Medya kuruluşlarının devamlılığı için değişime ayak uydurmaları şart

Adem Metan; Dijital İçerik Geliştiricisi.
Adem Metan; Dijital İçerik Geliştiricisi.

Hem teknolojiyle beraber değişen ve gelişen mesleklerin gündemimizde yer alması hem de tercih dönemi olması hasebiyle ağustos sayısında yeni meslekler üzerinde durmaya karar verdik. Bu bölümde ise uzun yıllar aynı sektörde çalışmış ve teknolojinin mesleğinde yarattığı dönüşüme tanık olmuş isimlere bir soru sormayı ve aynı soruya farklı alanlardan gelecek olan cevapları sizinle paylaşmayı istedik. Sağlıktan gastronomiye, medyadan eğitime, finanstan oyun, eğlence ve virolojiye farklı alanların uzmanlarına şu soruyu sorduk: “Yıllardır sektör içerisinde yer alıyorsunuz. Süreç içerisinde mesleğiniz teknolojinin etkisiyle gelişerek bir değişime uğradı ve değişmeye devam edecek. Siz bu durumu nasıl değerlendiriyorsunuz? Geleceğe dair bir öngörünüz var mı?” Şimdi sizi alanın uzmanlarının ufuk açıcı cevaplarıyla baş başa bırakıyoruz.
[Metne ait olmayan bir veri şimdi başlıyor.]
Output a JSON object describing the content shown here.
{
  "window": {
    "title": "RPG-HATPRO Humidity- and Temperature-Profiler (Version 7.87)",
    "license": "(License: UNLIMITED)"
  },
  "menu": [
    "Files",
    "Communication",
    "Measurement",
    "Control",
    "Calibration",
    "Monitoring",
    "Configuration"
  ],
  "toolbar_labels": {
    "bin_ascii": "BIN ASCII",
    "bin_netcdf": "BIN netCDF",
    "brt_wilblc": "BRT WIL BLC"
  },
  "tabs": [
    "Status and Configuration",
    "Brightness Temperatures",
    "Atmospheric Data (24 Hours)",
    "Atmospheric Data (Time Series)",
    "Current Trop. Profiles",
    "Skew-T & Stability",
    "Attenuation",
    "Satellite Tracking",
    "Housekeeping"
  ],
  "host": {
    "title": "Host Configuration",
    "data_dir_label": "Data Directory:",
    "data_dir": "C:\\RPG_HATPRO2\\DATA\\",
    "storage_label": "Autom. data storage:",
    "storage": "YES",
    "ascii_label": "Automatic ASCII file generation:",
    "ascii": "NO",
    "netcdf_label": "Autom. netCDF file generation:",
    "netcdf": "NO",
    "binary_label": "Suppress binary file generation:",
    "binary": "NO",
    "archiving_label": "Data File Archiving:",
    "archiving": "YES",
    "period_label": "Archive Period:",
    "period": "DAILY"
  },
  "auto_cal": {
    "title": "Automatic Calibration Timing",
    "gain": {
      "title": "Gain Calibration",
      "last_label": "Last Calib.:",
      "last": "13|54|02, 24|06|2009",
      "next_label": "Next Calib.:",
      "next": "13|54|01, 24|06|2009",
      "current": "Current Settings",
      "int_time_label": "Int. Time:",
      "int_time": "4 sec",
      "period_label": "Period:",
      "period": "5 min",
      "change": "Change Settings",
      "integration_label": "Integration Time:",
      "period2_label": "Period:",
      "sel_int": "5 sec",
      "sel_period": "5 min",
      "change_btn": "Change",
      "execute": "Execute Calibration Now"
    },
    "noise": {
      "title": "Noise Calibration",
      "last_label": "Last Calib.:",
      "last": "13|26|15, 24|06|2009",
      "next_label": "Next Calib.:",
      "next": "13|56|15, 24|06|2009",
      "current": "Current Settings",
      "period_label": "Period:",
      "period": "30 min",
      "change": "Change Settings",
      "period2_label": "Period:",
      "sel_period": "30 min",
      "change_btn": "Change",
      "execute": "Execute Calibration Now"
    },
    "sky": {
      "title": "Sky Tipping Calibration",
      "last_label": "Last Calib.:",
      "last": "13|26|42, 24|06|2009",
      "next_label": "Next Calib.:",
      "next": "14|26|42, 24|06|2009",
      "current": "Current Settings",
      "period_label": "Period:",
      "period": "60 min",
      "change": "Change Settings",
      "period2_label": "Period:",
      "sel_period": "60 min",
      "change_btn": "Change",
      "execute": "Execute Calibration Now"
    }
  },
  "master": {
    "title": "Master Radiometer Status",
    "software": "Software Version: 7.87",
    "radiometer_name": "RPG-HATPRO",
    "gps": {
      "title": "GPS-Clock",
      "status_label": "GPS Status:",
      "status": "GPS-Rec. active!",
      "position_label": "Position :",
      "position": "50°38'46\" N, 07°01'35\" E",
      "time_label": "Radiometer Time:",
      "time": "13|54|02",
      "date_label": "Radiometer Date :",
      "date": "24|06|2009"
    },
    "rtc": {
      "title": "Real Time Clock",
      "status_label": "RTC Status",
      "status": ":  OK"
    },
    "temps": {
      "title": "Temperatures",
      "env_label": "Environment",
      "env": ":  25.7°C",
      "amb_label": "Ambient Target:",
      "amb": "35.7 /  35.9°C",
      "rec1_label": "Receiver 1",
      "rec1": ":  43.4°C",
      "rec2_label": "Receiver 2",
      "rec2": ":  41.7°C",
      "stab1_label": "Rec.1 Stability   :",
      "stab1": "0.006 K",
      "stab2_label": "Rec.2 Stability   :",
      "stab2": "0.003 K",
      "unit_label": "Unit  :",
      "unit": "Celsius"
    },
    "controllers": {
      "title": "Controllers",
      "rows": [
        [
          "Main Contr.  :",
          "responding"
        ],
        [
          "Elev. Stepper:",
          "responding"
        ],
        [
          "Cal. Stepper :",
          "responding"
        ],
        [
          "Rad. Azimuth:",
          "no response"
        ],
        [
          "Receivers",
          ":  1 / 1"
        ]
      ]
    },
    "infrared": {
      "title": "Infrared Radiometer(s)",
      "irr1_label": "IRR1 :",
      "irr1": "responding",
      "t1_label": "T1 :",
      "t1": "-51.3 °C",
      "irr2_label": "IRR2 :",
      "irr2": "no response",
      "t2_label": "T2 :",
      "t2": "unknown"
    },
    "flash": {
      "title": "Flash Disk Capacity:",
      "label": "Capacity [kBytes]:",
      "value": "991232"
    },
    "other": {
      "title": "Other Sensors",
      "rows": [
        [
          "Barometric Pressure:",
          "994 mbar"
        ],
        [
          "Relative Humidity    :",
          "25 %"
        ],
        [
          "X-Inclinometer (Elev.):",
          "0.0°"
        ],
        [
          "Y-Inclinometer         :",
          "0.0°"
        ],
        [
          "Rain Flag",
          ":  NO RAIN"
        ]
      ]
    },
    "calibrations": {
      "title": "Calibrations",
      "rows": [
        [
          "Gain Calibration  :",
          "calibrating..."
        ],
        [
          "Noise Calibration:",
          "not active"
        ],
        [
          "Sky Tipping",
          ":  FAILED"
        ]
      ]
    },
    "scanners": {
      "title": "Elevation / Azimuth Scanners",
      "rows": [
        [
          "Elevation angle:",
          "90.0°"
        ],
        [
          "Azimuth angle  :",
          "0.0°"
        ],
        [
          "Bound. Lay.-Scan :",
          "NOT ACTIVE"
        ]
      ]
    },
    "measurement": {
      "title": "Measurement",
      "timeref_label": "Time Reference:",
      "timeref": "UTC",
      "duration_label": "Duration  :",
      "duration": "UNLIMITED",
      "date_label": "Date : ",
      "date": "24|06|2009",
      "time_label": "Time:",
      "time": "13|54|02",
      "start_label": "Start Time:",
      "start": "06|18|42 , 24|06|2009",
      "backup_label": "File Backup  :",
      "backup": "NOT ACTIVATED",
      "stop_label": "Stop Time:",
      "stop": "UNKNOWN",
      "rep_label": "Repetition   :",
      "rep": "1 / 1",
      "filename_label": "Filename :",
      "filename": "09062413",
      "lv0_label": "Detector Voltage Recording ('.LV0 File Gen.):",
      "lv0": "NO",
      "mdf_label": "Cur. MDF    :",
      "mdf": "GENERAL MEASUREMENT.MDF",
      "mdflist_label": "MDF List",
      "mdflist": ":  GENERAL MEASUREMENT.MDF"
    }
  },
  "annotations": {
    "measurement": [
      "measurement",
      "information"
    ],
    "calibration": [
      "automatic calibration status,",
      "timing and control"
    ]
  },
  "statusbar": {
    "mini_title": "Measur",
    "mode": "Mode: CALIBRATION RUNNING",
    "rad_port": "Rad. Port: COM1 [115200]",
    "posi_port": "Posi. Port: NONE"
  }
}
15 yıldır medya sektöründeyim. Aslına bakarsanız analog devirle dijital devrin geçiş dönemine denk geldim diyebilirim. Elbette bu değişimi ve dijitalleşmeyi iki aşamada ele almak gerekiyor. Birincisi daha çok bizi, yani yayın masasında oturan kişileri etkiliyor ki o da ekipmanlarımızın dijitalleşmesi, daha kompakt hâle gelmesi ve kalitesinin artması anlamına geliyor. Bu dönüşümün diğer kanadı ise doğrudan doğruya içerikleri satın alan kişilerle ilgili.

Bugün ise o onlarca düğmeli cihazları, koca koca yayın masalarını küçücük bir kutuya sıkıştırdılar.
Bugün ise o onlarca düğmeli cihazları, koca koca yayın masalarını küçücük bir kutuya sıkıştırdılar.

Ama tabii ki bu iki kanat bir gövde de buluşarak bütünlük sağlıyor. Örnek vermek gerekirse: Eskiden radyo yayıncılığı yapmak için üstünde onlarca düğmesi olan koca koca cihazlar, yüz binlerce eserden oluşan müzik arşivi, yayın masaları ve en önemlisi de milyonlarca liralar ödenen yayın frekansına sahip olmanız gerekiyordu. Bugün ise o onlarca düğmeli cihazları, koca koca yayın masalarını küçücük bir kutuya sıkıştırdılar. Efektini de oradan yapıyorsun, sesini de oradan ayarlıyorsun, canlı yayın kazalarına karşı geciktirmeyi de yine aynı cihazdan yapıyorsun. Üstelik bu cihazlar herkesin ulaşabileceği fiyatlarda. Artık yüz binlerce şarkıdan oluşan bir arşive de ihtiyacınız yok; bunu sizin için yapan Spotify gibi platformlar var. Ve en önemlisi de o çok pahalı yayın frekanslarına kira ödemeniz gerekmiyor. Youtube, Tiktok, Twitch veya internet radyoları üzerinden gerçek kitlenize çok rahatlıkla ulaşabiliyor, yayınınızı yapabiliyorsunuz. Bakın milyon liralarla kurulan yayın odalarıyla benim bahsettiğim bu teknolojik imkânlar arasında uçurum var. Artık devam etmiyor olsam da sektöre radyoculukla başlamış ve aralıksız 12 yıl radyo yayıncılığı yapmış biri olarak örneğim de radyo üzerinden oldu. Ama bir fotoğrafı zihinlerde oluşturabildiğimi düşünüyorum.

  • Bu değişim öngörülemez şekilde devam edecek. Benim geleceğe dair düşüncem, bu değişime direnen, yeni platformlara uyum sağlayamayan, değişen ve medyanın dilini yakalayamayan dev medya kuruluşları 3-5 yıl sonra kaybolacak. Değişim kaçınılmaz olduğu gibi değişime direnenlerin bu dev dalga karşısında savrulması da kaçınılmaz gözüküyor.